If you’ve failed to back your files up and they really are encrypted, recovery may still be possible. You can find free decryption tools online which may work in some cases, such as VG’s ransomware decryption tools or Trend Micro’s removal tool for lock screen ransomware. An IT or security specialist may be able to help if you can’t decrypt the files yourself.

To get rid of the infection, you’ll need to run anti-malware utilities. Your usual anti-virus software may not be powerful enough to deal with this type of infection. You can download more effective tools from the internet; many ransomware-specific tools are available, or you could try a general anti-malware tool such as SpyBot Search and Destroy or MalwareBytes Anti-Malware. It can be difficult to run anti-malware utilities if your computer is locked, however.

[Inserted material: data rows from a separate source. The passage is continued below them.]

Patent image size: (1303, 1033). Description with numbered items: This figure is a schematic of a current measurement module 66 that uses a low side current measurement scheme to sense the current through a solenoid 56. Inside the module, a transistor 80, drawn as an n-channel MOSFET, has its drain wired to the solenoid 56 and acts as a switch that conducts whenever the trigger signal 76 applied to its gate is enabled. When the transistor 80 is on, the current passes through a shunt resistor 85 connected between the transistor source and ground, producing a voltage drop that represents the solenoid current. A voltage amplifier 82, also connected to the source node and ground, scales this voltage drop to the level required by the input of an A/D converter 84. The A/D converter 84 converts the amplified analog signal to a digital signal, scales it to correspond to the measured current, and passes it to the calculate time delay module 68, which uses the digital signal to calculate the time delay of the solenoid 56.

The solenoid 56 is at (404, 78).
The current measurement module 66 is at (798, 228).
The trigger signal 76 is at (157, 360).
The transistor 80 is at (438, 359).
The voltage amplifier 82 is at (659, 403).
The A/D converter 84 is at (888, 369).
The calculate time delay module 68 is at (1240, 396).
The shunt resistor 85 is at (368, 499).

In this case, you could try booting your device in Safe Mode or creating a bootable CD or USB. This may allow you to run your anti-malware utilities successfully.

It’s a good idea to run additional tests even when the ransomware seems to have gone. If you fall victim to a ransomware attack, it’s a symptom of a flaw in your security which you’ll need to address. Make sure that all of your software is patched and up-to-date, and that all your passwords are secure.